Tongdee, P.; Loyd, R.A.; Kanoksin, S.; Kanjanawetang, J.; Winwan, K.; Nimkuntod, P.

Journal of the Medical Association of Thailand 99(Suppl 7): S36-S41


ISSN/ISBN: 0125-2208
PMID: 29901900
Document Number: 14065
Evidence shows that lipid ratios perform better than individual lipids in predicting cardiovascular risk. The lipid ratio serves as a quick and simple tool for identifying subclinical atherosclerosis. The population at risk especially perimenopausal and menopausal women should be monitoring to prevent cardiovascular disease in the future. To examine the association between lipid ratios and subclinical atherosclerosis by carotid intima media thickness (CIMT) in perimenopausal/menopausal women. A cross-sectional study was conducted with 130 participants aged 40 to 80 years between February 2015 and January 2016 in Suranaree University of Technology Hospital, Thailand. CIMTs were assessed using a highresolution B mode ultrasound system.
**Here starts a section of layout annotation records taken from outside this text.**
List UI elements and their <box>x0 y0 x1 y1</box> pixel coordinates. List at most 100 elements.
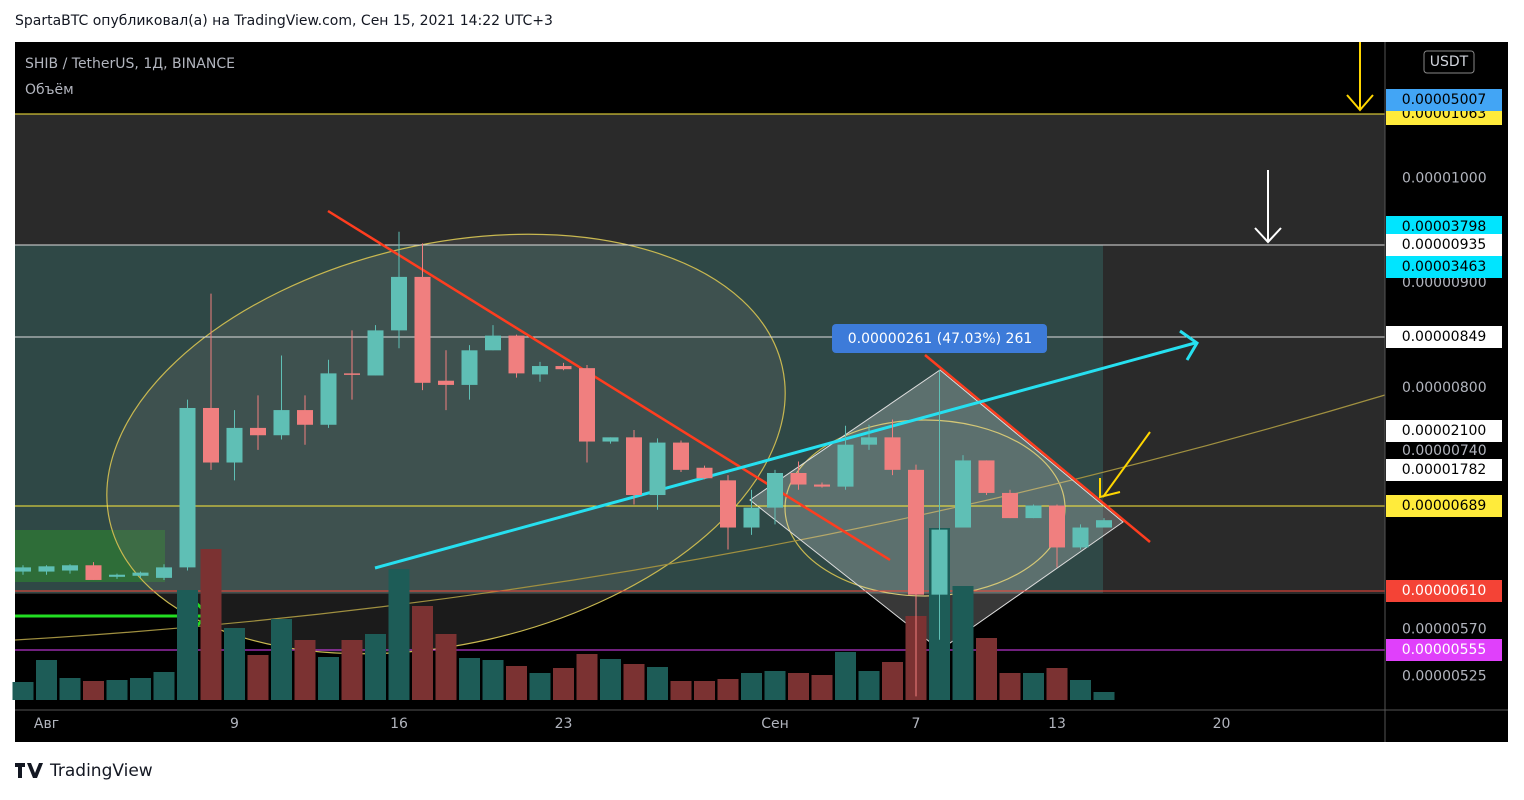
candle-body <box>438 380 454 385</box>
volume-bar <box>177 590 198 700</box>
price-label-box <box>1386 216 1502 238</box>
volume-bar <box>200 549 222 700</box>
price-label-box <box>1386 639 1502 661</box>
currency: USDT <box>1430 54 1469 70</box>
candle-body <box>414 276 431 383</box>
volume-bar <box>271 619 292 700</box>
price-label-box <box>1386 580 1502 602</box>
volume-bar <box>600 659 621 700</box>
price-label-box <box>1386 459 1502 481</box>
price-label-box <box>1386 326 1502 348</box>
volume-bar <box>294 640 316 700</box>
candle-body <box>931 529 948 595</box>
candle-body <box>1025 505 1042 519</box>
drawings <box>14 42 1386 655</box>
candle-body <box>743 507 760 528</box>
price-label: 0.00000689 <box>1402 498 1487 514</box>
volume-bar <box>247 655 269 700</box>
candle-body <box>673 442 689 470</box>
currency-box <box>1423 50 1475 74</box>
x-tick-label: Сен <box>761 716 789 732</box>
candle-body <box>790 473 807 485</box>
price-label: 0.00000935 <box>1402 237 1487 253</box>
candle-body <box>485 335 501 351</box>
volume-bar <box>670 681 692 700</box>
candle-body <box>649 442 666 496</box>
candle-body <box>508 335 525 374</box>
price-label: 0.00003798 <box>1402 219 1487 235</box>
volume-bar <box>576 654 598 700</box>
measure-box <box>832 324 1047 353</box>
volume-bar <box>741 673 762 700</box>
volume-bar <box>435 634 457 700</box>
candle-body <box>837 444 854 487</box>
candle-body <box>955 460 971 528</box>
volume-bar <box>59 678 81 700</box>
volume-bar <box>764 671 786 700</box>
volume-bar <box>952 586 974 700</box>
y-tick-label: 0.00000740 <box>1402 443 1487 459</box>
volume-bar <box>106 680 128 700</box>
volume-bar <box>1070 680 1091 700</box>
candle-body <box>320 373 337 425</box>
candle-body <box>273 410 290 436</box>
volume-bar <box>12 682 34 700</box>
y-tick-label: 0.00000570 <box>1402 621 1487 637</box>
candle-body <box>109 574 125 577</box>
price-label-box <box>1386 89 1502 111</box>
candle-body <box>250 427 266 436</box>
x-tick-label: 13 <box>1048 716 1066 732</box>
volume-bar <box>1093 692 1115 700</box>
candle-body <box>1002 492 1018 519</box>
brand: TradingView <box>49 761 153 781</box>
volume-bar <box>623 664 645 700</box>
price-axis <box>1385 42 1508 710</box>
price-label: 0.00002100 <box>1402 423 1487 439</box>
volume-bar <box>553 668 574 700</box>
volume-bar <box>153 672 175 700</box>
volume-bar <box>83 681 104 700</box>
candle-body <box>226 427 243 463</box>
volume-bar <box>647 667 668 700</box>
attribution: SpartaBTC опубликовал(а) на TradingView.… <box>15 13 553 29</box>
volume-bar <box>529 673 551 700</box>
volume-bar <box>835 652 856 700</box>
volume-bar <box>1046 668 1068 700</box>
candle-body <box>626 437 642 496</box>
volume-bar <box>341 640 363 700</box>
chart-title: SHIB / TetherUS, 1Д, BINANCE <box>25 56 235 72</box>
candle-body <box>297 410 313 425</box>
price-label: 0.00005007 <box>1402 92 1487 108</box>
volume-bar <box>811 675 833 700</box>
candle-body <box>814 484 830 487</box>
measure-label: 0.00000261 (47.03%) 261 <box>848 331 1033 347</box>
volume-bar <box>788 673 809 700</box>
volume-bar <box>412 606 433 700</box>
candle-body <box>532 366 548 375</box>
volume-bar <box>482 660 504 700</box>
volume-bar <box>1023 673 1044 700</box>
candle-body <box>85 565 102 580</box>
volume-bar <box>365 634 386 700</box>
volume-bar <box>459 658 480 700</box>
candle-body <box>1072 527 1089 548</box>
candle-body <box>908 469 924 595</box>
x-tick-label: 20 <box>1213 716 1231 732</box>
candle-body <box>767 473 783 508</box>
candle-body <box>884 437 901 470</box>
price-label-box <box>1386 420 1502 442</box>
price-label: 0.00001782 <box>1402 462 1487 478</box>
candle-body <box>344 373 360 375</box>
candle-body <box>579 368 595 442</box>
x-tick-label: 23 <box>555 716 573 732</box>
candle-body <box>179 407 196 568</box>
volume-bar <box>976 638 997 700</box>
candle-body <box>720 480 736 528</box>
volume-bar <box>999 673 1021 700</box>
candle-body <box>132 572 149 576</box>
price-label: 0.00003463 <box>1402 259 1487 275</box>
candle-body <box>156 567 172 578</box>
x-tick-label: 7 <box>912 716 921 732</box>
Traditional anthropometry, body mass index (BMI), waist circumference (WC), and parameters including blood pressure, fasting plasma glucose, lipid profile [Total cholesterol (TC), Triglyceride (TG), Highdensity lipoprotein cholesterol (HDL-C) and Low-density lipoprotein cholesterol (LDL-C)], and CIMT were assessed in all subjects. All lipid ratios were calculated. One hundred thirty perimenopausal/menopausal participants were included in this study. Of those participants, 41% were central obese phenotype and 22% had abnormal CIMT that can identify atherosclerosis. Age and systolic blood pressure in atherosclerosis group were higher than normal CIMT group; <0.01 and <0.01, respectively. Lipid ratio in normal CIMT was higher than atherosclerotic group but not statistically significance except TG/HDL-C (p = 0.03). All lipid ratios and single lipid parameters lacked prediction for the presence of early atherosclerosis. All of lipid ratios, TC/HDL-C, TG/HDL-C, and LDL-C/HDL-C were not identified as early subclinical atherosclerosis among perimenopausal/menopausal women.